Une salle d’audience archi-comble d’agents de sécurité en tenues officielles et en tenues civiles de plusieurs services de sécurité. Ils assuraient une haute surveillance à l’intérieure de la salle où le moindre geste de l’assistance était repéré. Des journalistes interdits d’utiliser leurs téléphones pour noter, des avocats interdits d’échanger quelques mots avec Ali Ghediri lors des petites pauses et le moindre mouvement de la famille du détenu valait un avertissement.

En plus de tous ces éléments qui perturbaient le déroulement du procès, les prévenu d’autres affaires n’arrêtaient pas de traverser la salle d’audience, les mains menottés ils étaient accompagnés de gendarmes ou de policiers afin de passer de l’autre côté du tribunal.

Du côté du jury, l’un des quatre jurés était malade et a quitté le procès à plusieurs reprises. Devant cette situation inédite, les avocats se demandaient si ce juré était concentré et s’il pouvait donner son jugement avec autant de va-et-vient pendant le procès !

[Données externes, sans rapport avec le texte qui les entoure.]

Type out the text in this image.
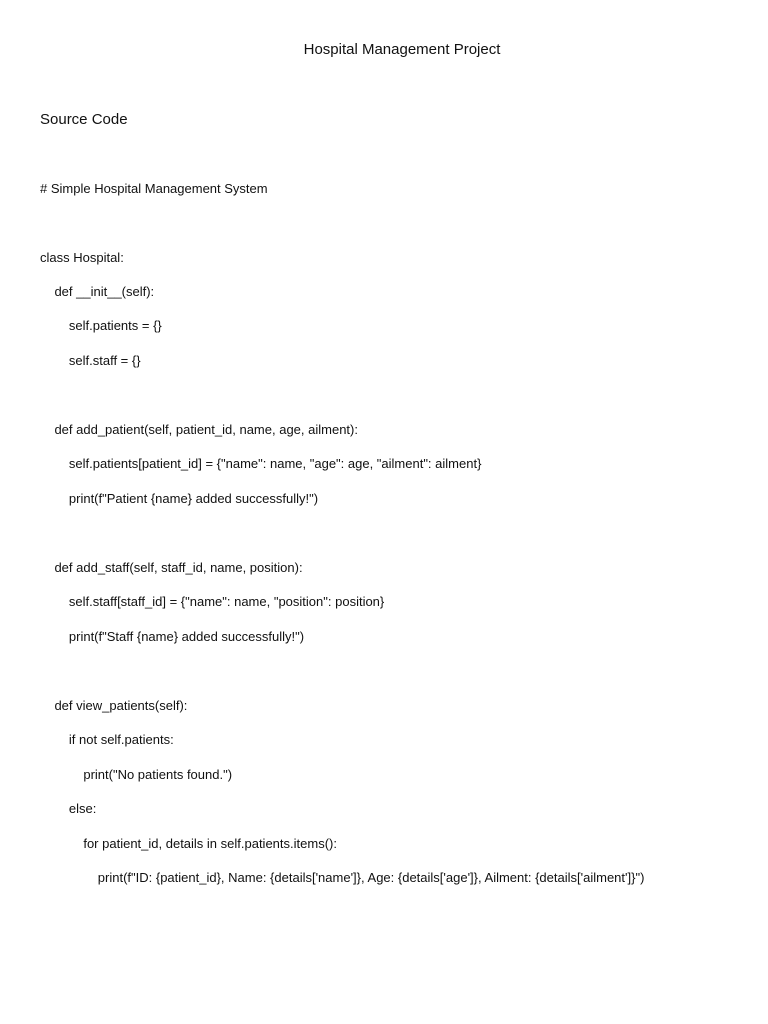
Hospital Management Project
Source Code
# Simple Hospital Management System
class Hospital:
def __init__(self):
self.patients = {}
self.staff = {}
def add_patient(self, patient_id, name, age, ailment):
self.patients[patient_id] = {"name": name, "age": age, "ailment": ailment}
print(f"Patient {name} added successfully!")
def add_staff(self, staff_id, name, position):
self.staff[staff_id] = {"name": name, "position": position}
print(f"Staff {name} added successfully!")
def view_patients(self):
if not self.patients:
print("No patients found.")
else:
for patient_id, details in self.patients.items():
print(f"ID: {patient_id}, Name: {details['name']}, Age: {details['age']}, Ailment: {details['ailment']}")
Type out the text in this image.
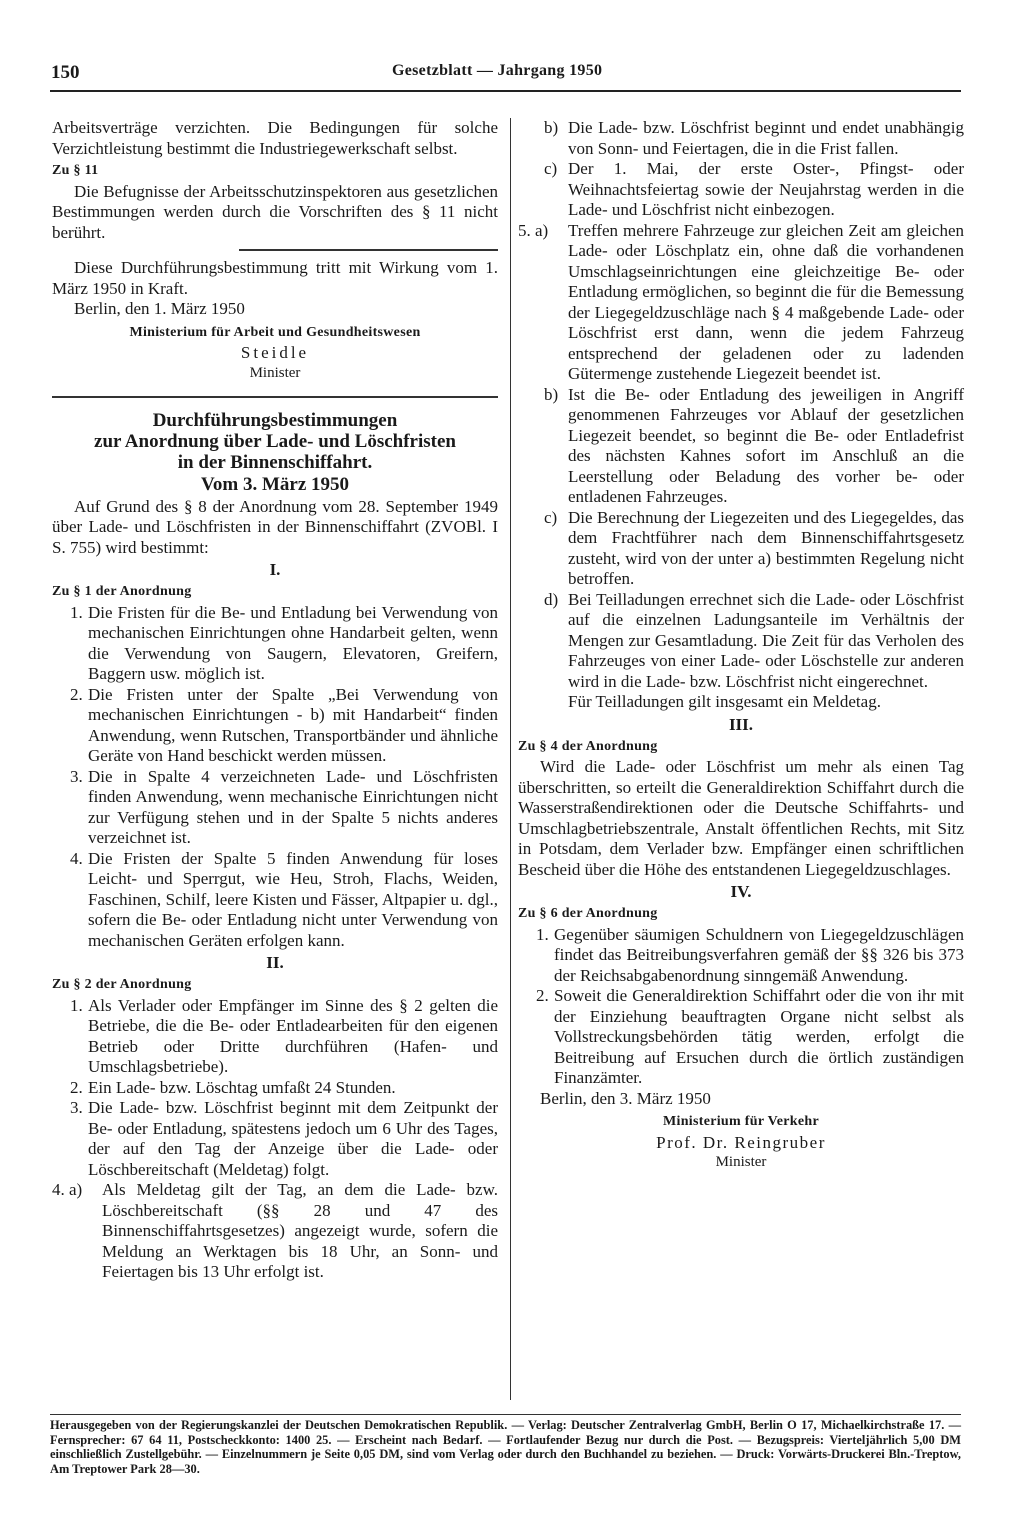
150	Gesetzblatt — Jahrgang 1950

Arbeitsverträge verzichten. Die Bedingungen für solche Verzichtleistung bestimmt die Industriegewerkschaft selbst.

Zu § 11

Die Befugnisse der Arbeitsschutzinspektoren aus gesetzlichen Bestimmungen werden durch die Vorschriften des § 11 nicht berührt.

Diese Durchführungsbestimmung tritt mit Wirkung vom 1. März 1950 in Kraft.

Berlin, den 1. März 1950

Ministerium für Arbeit und Gesundheitswesen

Steidle

Minister

Durchführungsbestimmungen

zur Anordnung über Lade- und Löschfristen

in der Binnenschiffahrt.

Vom 3. März 1950

Auf Grund des § 8 der Anordnung vom 28. September 1949 über Lade- und Löschfristen in der Binnenschiffahrt (ZVOBl. I S. 755) wird bestimmt:

I.

Zu § 1 der Anordnung

1. Die Fristen für die Be- und Entladung bei Verwendung von mechanischen Einrichtungen ohne Handarbeit gelten, wenn die Verwendung von Saugern, Elevatoren, Greifern, Baggern usw. möglich ist.
2. Die Fristen unter der Spalte „Bei Verwendung von mechanischen Einrichtungen - b) mit Handarbeit“ finden Anwendung, wenn Rutschen, Transportbänder und ähnliche Geräte von Hand beschickt werden müssen.
3. Die in Spalte 4 verzeichneten Lade- und Löschfristen finden Anwendung, wenn mechanische Einrichtungen nicht zur Verfügung stehen und in der Spalte 5 nichts anderes verzeichnet ist.
4. Die Fristen der Spalte 5 finden Anwendung für loses Leicht- und Sperrgut, wie Heu, Stroh, Flachs, Weiden, Faschinen, Schilf, leere Kisten und Fässer, Altpapier u. dgl., sofern die Be- oder Entladung nicht unter Verwendung von mechanischen Geräten erfolgen kann.

II.

Zu § 2 der Anordnung

1. Als Verlader oder Empfänger im Sinne des § 2 gelten die Betriebe, die die Be- oder Entladearbeiten für den eigenen Betrieb oder Dritte durchführen (Hafen- und Umschlagsbetriebe).
2. Ein Lade- bzw. Löschtag umfaßt 24 Stunden.
3. Die Lade- bzw. Löschfrist beginnt mit dem Zeitpunkt der Be- oder Entladung, spätestens jedoch um 6 Uhr des Tages, der auf den Tag der Anzeige über die Lade- oder Löschbereitschaft (Meldetag) folgt.
4. a) Als Meldetag gilt der Tag, an dem die Lade- bzw. Löschbereitschaft (§§ 28 und 47 des Binnenschiffahrtsgesetzes) angezeigt wurde, sofern die Meldung an Werktagen bis 18 Uhr, an Sonn- und Feiertagen bis 13 Uhr erfolgt ist.
b) Die Lade- bzw. Löschfrist beginnt und endet unabhängig von Sonn- und Feiertagen, die in die Frist fallen.
c) Der 1. Mai, der erste Oster-, Pfingst- oder Weihnachtsfeiertag sowie der Neujahrstag werden in die Lade- und Löschfrist nicht einbezogen.
5. a) Treffen mehrere Fahrzeuge zur gleichen Zeit am gleichen Lade- oder Löschplatz ein, ohne daß die vorhandenen Umschlagseinrichtungen eine gleichzeitige Be- oder Entladung ermöglichen, so beginnt die für die Bemessung der Liegegeldzuschläge nach § 4 maßgebende Lade- oder Löschfrist erst dann, wenn die jedem Fahrzeug entsprechend der geladenen oder zu ladenden Gütermenge zustehende Liegezeit beendet ist.
b) Ist die Be- oder Entladung des jeweiligen in Angriff genommenen Fahrzeuges vor Ablauf der gesetzlichen Liegezeit beendet, so beginnt die Be- oder Entladefrist des nächsten Kahnes sofort im Anschluß an die Leerstellung oder Beladung des vorher be- oder entladenen Fahrzeuges.
c) Die Berechnung der Liegezeiten und des Liegegeldes, das dem Frachtführer nach dem Binnenschiffahrtsgesetz zusteht, wird von der unter a) bestimmten Regelung nicht betroffen.
d) Bei Teilladungen errechnet sich die Lade- oder Löschfrist auf die einzelnen Ladungsanteile im Verhältnis der Mengen zur Gesamtladung. Die Zeit für das Verholen des Fahrzeuges von einer Lade- oder Löschstelle zur anderen wird in die Lade- bzw. Löschfrist nicht eingerechnet.

Für Teilladungen gilt insgesamt ein Meldetag.

III.

Zu § 4 der Anordnung

Wird die Lade- oder Löschfrist um mehr als einen Tag überschritten, so erteilt die Generaldirektion Schiffahrt durch die Wasserstraßendirektionen oder die Deutsche Schiffahrts- und Umschlagbetriebszentrale, Anstalt öffentlichen Rechts, mit Sitz in Potsdam, dem Verlader bzw. Empfänger einen schriftlichen Bescheid über die Höhe des entstandenen Liegegeldzuschlages.

IV.

Zu § 6 der Anordnung

1. Gegenüber säumigen Schuldnern von Liegegeldzuschlägen findet das Beitreibungsverfahren gemäß der §§ 326 bis 373 der Reichsabgabenordnung sinngemäß Anwendung.
2. Soweit die Generaldirektion Schiffahrt oder die von ihr mit der Einziehung beauftragten Organe nicht selbst als Vollstreckungsbehörden tätig werden, erfolgt die Beitreibung auf Ersuchen durch die örtlich zuständigen Finanzämter.

Berlin, den 3. März 1950

Ministerium für Verkehr

Prof. Dr. Reingruber

Minister

Herausgegeben von der Regierungskanzlei der Deutschen Demokratischen Republik. — Verlag: Deutscher Zentralverlag GmbH, Berlin O 17, Michaelkirchstraße 17. — Fernsprecher: 67 64 11, Postscheckkonto: 1400 25. — Erscheint nach Bedarf. — Fortlaufender Bezug nur durch die Post. — Bezugspreis: Vierteljährlich 5,00 DM einschließlich Zustellgebühr. — Einzelnummern je Seite 0,05 DM, sind vom Verlag oder durch den Buchhandel zu beziehen. — Druck: Vorwärts-Druckerei Bln.-Treptow, Am Treptower Park 28—30.
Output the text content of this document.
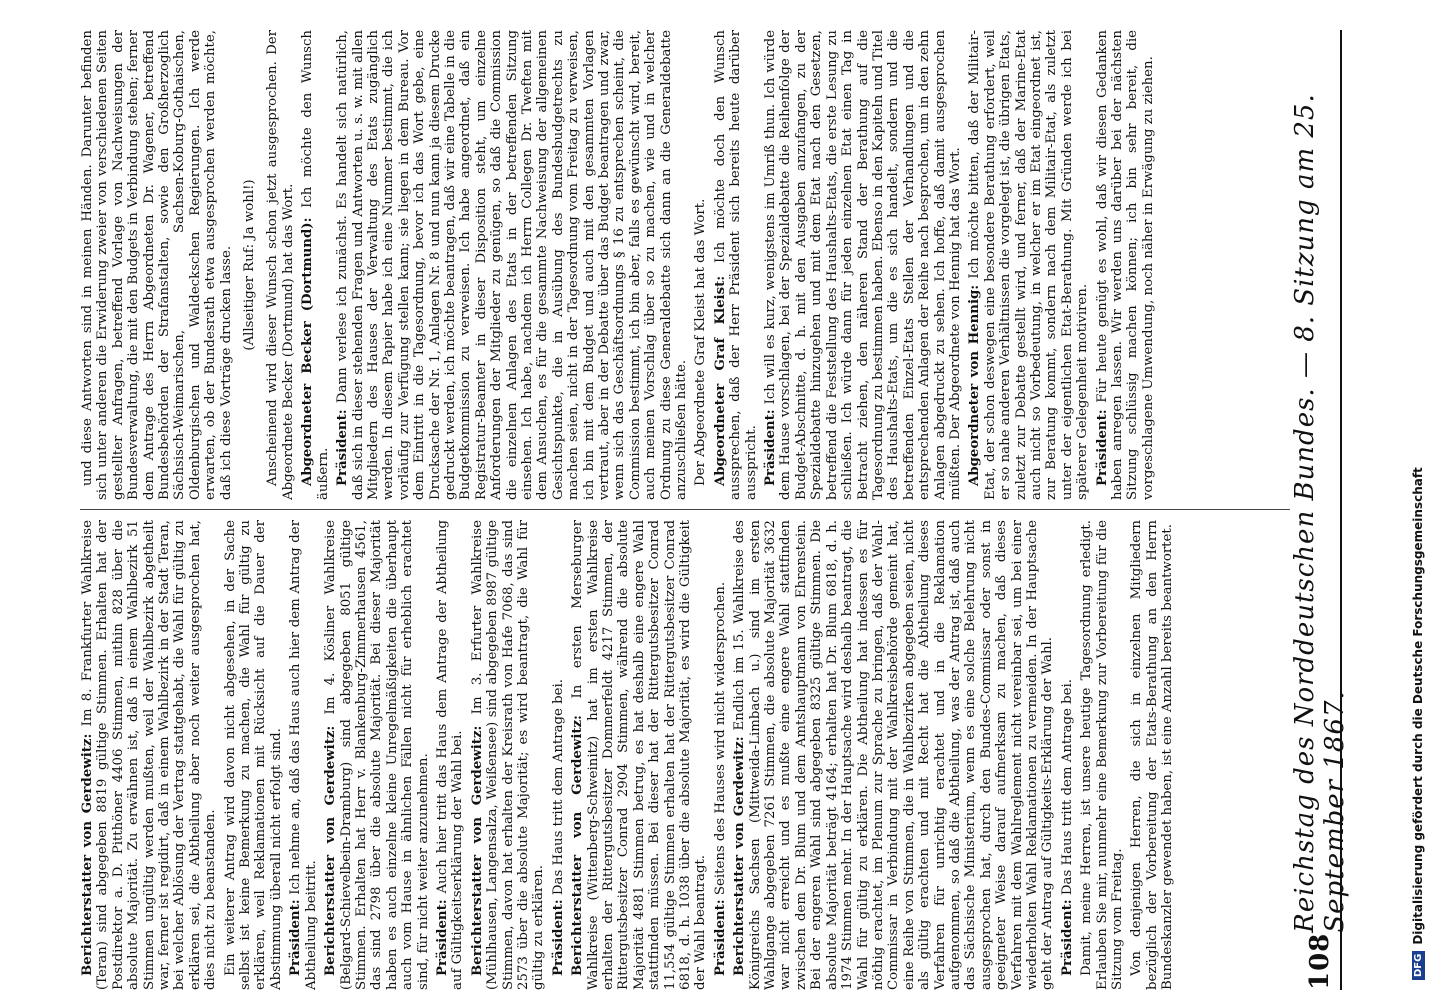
Berichterstatter von Gerdewitz: Im 8. Frankfurter Wahlkreise (Teran) sind abgegeben 8819 gültige Stimmen. Erhalten hat der Postdirektor a. D. Pitthöner 4406 Stimmen, mithin 828 über die absolute Majorität. Zu erwähnen ist, daß in einem Wahlbezirk 51 Stimmen ungültig werden mußten, weil der Wahlbezirk abgetheilt war, ferner ist regidirt, daß in einem Wahlbezirk in der Stadt Teran, bei welcher Ablösung der Vertrag stattgehabt, die Wahl für gültig zu erklären sei, die Abtheilung aber noch weiter ausgesprochen hat, dies nicht zu beanstanden. Ein weiterer Antrag wird davon nicht abgesehen, in der Sache selbst ist keine Bemerkung zu machen, die Wahl für gültig zu erklären, weil Reklamationen mit Rücksicht auf die Dauer der Abstimmung überall nicht erfolgt sind. Präsident: Ich nehme an, daß das Haus auch hier dem Antrag der Abtheilung beitritt. Berichterstatter von Gerdewitz: Im 4. Kösliner Wahlkreise (Belgard-Schievelbein-Dramburg) sind abgegeben 8051 gültige Stimmen. Erhalten hat Herr v. Blankenburg-Zimmerhausen 4561, das sind 2798 über die absolute Majorität. Bei dieser Majorität haben es auch einzelne kleine Unregelmäßigkeiten die überhaupt auch vom Hause in ähnlichen Fällen nicht für erheblich erachtet sind, für nicht weiter anzunehmen. Präsident: Auch hier tritt das Haus dem Antrage der Abtheilung auf Gültigkeitserklärung der Wahl bei. Berichterstatter von Gerdewitz: Im 3. Erfurter Wahlkreise (Mühlhausen, Langensalza, Weißensee) sind abgegeben 8987 gültige Stimmen, davon hat erhalten der Kreisrath von Hafe 7068, das sind 2573 über die absolute Majorität; es wird beantragt, die Wahl für gültig zu erklären. Präsident: Das Haus tritt dem Antrage bei. Berichterstatter von Gerdewitz: In ersten Merseburger Wahlkreise (Wittenberg-Schweinitz) hat im ersten Wahlkreise erhalten der Rittergutsbesitzer Dommerfeldt 4217 Stimmen, der Rittergutsbesitzer Conrad 2904 Stimmen, während die absolute Majorität 4881 Stimmen betrug, es hat deshalb eine engere Wahl stattfinden müssen. Bei dieser hat der Rittergutsbesitzer Conrad 11,554 gültige Stimmen erhalten hat der Rittergutsbesitzer Conrad 6818, d. h. 1038 über die absolute Majorität, es wird die Gültigkeit der Wahl beantragt. Präsident: Seitens des Hauses wird nicht widersprochen. Berichterstatter von Gerdewitz: Endlich im 15. Wahlkreise des Königreichs Sachsen (Mittweida-Limbach u.) sind im ersten Wahlgange abgegeben 7261 Stimmen, die absolute Majorität 3632 war nicht erreicht und es mußte eine engere Wahl stattfinden zwischen dem Dr. Blum und dem Amtshauptmann von Ehrenstein. Bei der engeren Wahl sind abgegeben 8325 gültige Stimmen. Die absolute Majorität beträgt 4164; erhalten hat Dr. Blum 6818, d. h. 1974 Stimmen mehr. In der Hauptsache wird deshalb beantragt, die Wahl für gültig zu erklären. Die Abtheilung hat indessen es für nöthig erachtet, im Plenum zur Sprache zu bringen, daß der Wahl-Commissar in Verbindung mit der Wahlkreisbehörde gemeint hat, eine Reihe von Stimmen, die in Wahlbezirken abgegeben seien, nicht als gültig erachten und mit Recht hat die Abtheilung dieses Verfahren für unrichtig erachtet und in die Reklamation aufgenommen, so daß die Abtheilung, was der Antrag ist, daß auch das Sächsische Ministerium, wenn es eine solche Belehrung nicht ausgesprochen hat, durch den Bundes-Commissar oder sonst in geeigneter Weise darauf aufmerksam zu machen, daß dieses Verfahren mit dem Wahlreglement nicht vereinbar sei, um bei einer wiederholten Wahl Reklamationen zu vermeiden. In der Hauptsache geht der Antrag auf Gültigkeits-Erklärung der Wahl. Präsident: Das Haus tritt dem Antrage bei. Damit, meine Herren, ist unsere heutige Tagesordnung erledigt. Erlauben Sie mir, nunmehr eine Bemerkung zur Vorbereitung für die Sitzung vom Freitag. Von denjenigen Herren, die sich in einzelnen Mitgliedern bezüglich der Vorbereitung der Etats-Berathung an den Herrn Bundeskanzler gewendet haben, ist eine Anzahl bereits beantwortet.

und diese Antworten sind in meinen Händen. Darunter befinden sich unter anderen die Erwiderung zweier von verschiedenen Seiten gestellter Anfragen, betreffend Vorlage von Nachweisungen der Bundesverwaltung, die mit den Budgets in Verbindung stehen; ferner dem Antrage des Herrn Abgeordneten Dr. Wagener, betreffend Bundesbehörden der Strafanstalten, sowie den Großherzoglich Sächsisch-Weimarischen, Sachsen-Koburg-Gothaischen, Oldenburgischen und Waldeckschen Regierungen. Ich werde erwarten, ob der Bundesrath etwa ausgesprochen werden möchte, daß ich diese Vorträge drucken lasse. (Allseitiger Ruf: Ja wohl!) Anscheinend wird dieser Wunsch schon jetzt ausgesprochen. Der Abgeordnete Becker (Dortmund) hat das Wort. Abgeordneter Becker (Dortmund): Ich möchte den Wunsch äußern. Präsident: Dann verlese ich zunächst. Es handelt sich natürlich, daß sich in dieser stehenden Fragen und Antworten u. s. w. mit allen Mitgliedern des Hauses der Verwaltung des Etats zugänglich werden. In diesem Papier habe ich eine Nummer bestimmt, die ich vorläufig zur Verfügung stellen kann; sie liegen in dem Bureau. Vor dem Eintritt in die Tagesordnung, bevor ich das Wort gebe, eine Drucksache der Nr. 1, Anlagen Nr. 8 und nun kann ja diesem Drucke gedruckt werden, ich möchte beantragen, daß wir eine Tabelle in die Budgetkommission zu verweisen. Ich habe angeordnet, daß ein Registratur-Beamter in dieser Disposition steht, um einzelne Anforderungen der Mitglieder zu genügen, so daß die Commission die einzelnen Anlagen des Etats in der betreffenden Sitzung einsehen. Ich habe, nachdem ich Herrn Collegen Dr. Tweften mit dem Ansuchen, es für die gesammte Nachweisung der allgemeinen Gesichtspunkte, die in Ausübung des Bundesbudgetrechts zu machen seien, nicht in der Tagesordnung vom Freitag zu verweisen, ich bin mit dem Budget und auch mit den gesammten Vorlagen vertraut, aber in der Debatte über das Budget beantragen und zwar, wenn sich das Geschäftsordnungs § 16 zu entsprechen scheint, die Commission bestimmt, ich bin aber, falls es gewünscht wird, bereit, auch meinen Vorschlag über so zu machen, wie und in welcher Ordnung zu diese Generaldebatte sich dann an die Generaldebatte anzuschließen hätte. Der Abgeordnete Graf Kleist hat das Wort. Abgeordneter Graf Kleist: Ich möchte doch den Wunsch aussprechen, daß der Herr Präsident sich bereits heute darüber ausspricht. Präsident: Ich will es kurz, wenigstens im Umriß thun. Ich würde dem Hause vorschlagen, bei der Spezialdebatte die Reihenfolge der Budget-Abschnitte, d. h. mit den Ausgaben anzufangen, zu der Spezialdebatte hinzugehen und mit dem Etat nach den Gesetzen, betreffend die Feststellung des Haushalts-Etats, die erste Lesung zu schließen. Ich würde dann für jeden einzelnen Etat einen Tag in Betracht ziehen, den näheren Stand der Berathung auf die Tagesordnung zu bestimmen haben. Ebenso in den Kapiteln und Titel des Haushalts-Etats, um die es sich handelt, sondern und die betreffenden Einzel-Etats Stellen der Verhandlungen und die entsprechenden Anlagen der Reihe nach besprochen, um in den zehn Anlagen abgedruckt zu sehen. Ich hoffe, daß damit ausgesprochen müßten. Der Abgeordnete von Hennig hat das Wort. Abgeordneter von Hennig: Ich möchte bitten, daß der Militair-Etat, der schon deswegen eine besondere Berathung erfordert, weil er so nahe anderen Verhältnissen die vorgelegt ist, die übrigen Etats, zuletzt zur Debatte gestellt wird, und ferner, daß der Marine-Etat auch nicht so Vorbedeutung, in welcher er im Etat eingeordnet ist, zur Beratung kommt, sondern nach dem Militair-Etat, als zuletzt unter der eigentlichen Etat-Berathung. Mit Gründen werde ich bei späterer Gelegenheit motiviren. Präsident: Für heute genügt es wohl, daß wir diesen Gedanken haben anregen lassen. Wir werden uns darüber bei der nächsten Sitzung schlüssig machen können; ich bin sehr bereit, die vorgeschlagene Umwendung, noch näher in Erwägung zu ziehen.

108
Reichstag des Norddeutschen Bundes. — 8. Sitzung am 25. September 1867.
DFG
Digitalisierung gefördert durch die Deutsche Forschungsgemeinschaft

Le mot de la fin d’Ali Ghediri

Après les plaidoiries qui ont démontré que le dossier était vide et que l’affaire est purement politique, Ali Ghediri a donné son mot de la fin. « J’ai servi l’Etat pendant 42 ans, ne laissez pas la politique piétiner les palais de justice. Soyez le refuge des pauvres et des riches » a-t-il conclu.  Des mot qui ne sont pas passés inaperçus pour l’assistance et les avocats qui ont applaudit pendant un bon moment le détenu politique.

Attente et stress

 Il était 17H quand le jury s’est retiré pour la délibération en laissant une famille et des sympathisants dans un stress incontrôlable.  Entre pessimisme et optimisme la salle connaissait de longs moments de silence et la brume de la cigarette a fini par traverser la porte de la salle, on pouvait sentir la cigarette des fumeurs qui se trouvaient dans le hall même à travers nos masques exigés par le protocole sanitaire anti-Covid-19.

Verdict et colère

À 19h45 le jury revient pour annoncer le maintien du verdict de première instance, soit 4 ans de prison ferme contre Ali Ghediri. L’assistance éclate de colère, maudit la « justice du téléphone » et martèle son soutien à « Si Ali ». Sa fille enceinte, son épouse, sa sœur, s’effondrent après avoir entendu le verdict. Les larmes aux yeux, ses sympathisants continuent à scander une justice aux ordres et son avocat Khaled Bourayou ne retient plus ses larmes.

Au milieu des pleurs et des cris on pouvait distinguer la voix de Ali Ghediri répéter à ses proches « Matatqalqouche », (ne vous inquiétez pas), avec un ton de quelqu’un qui rassure les siens.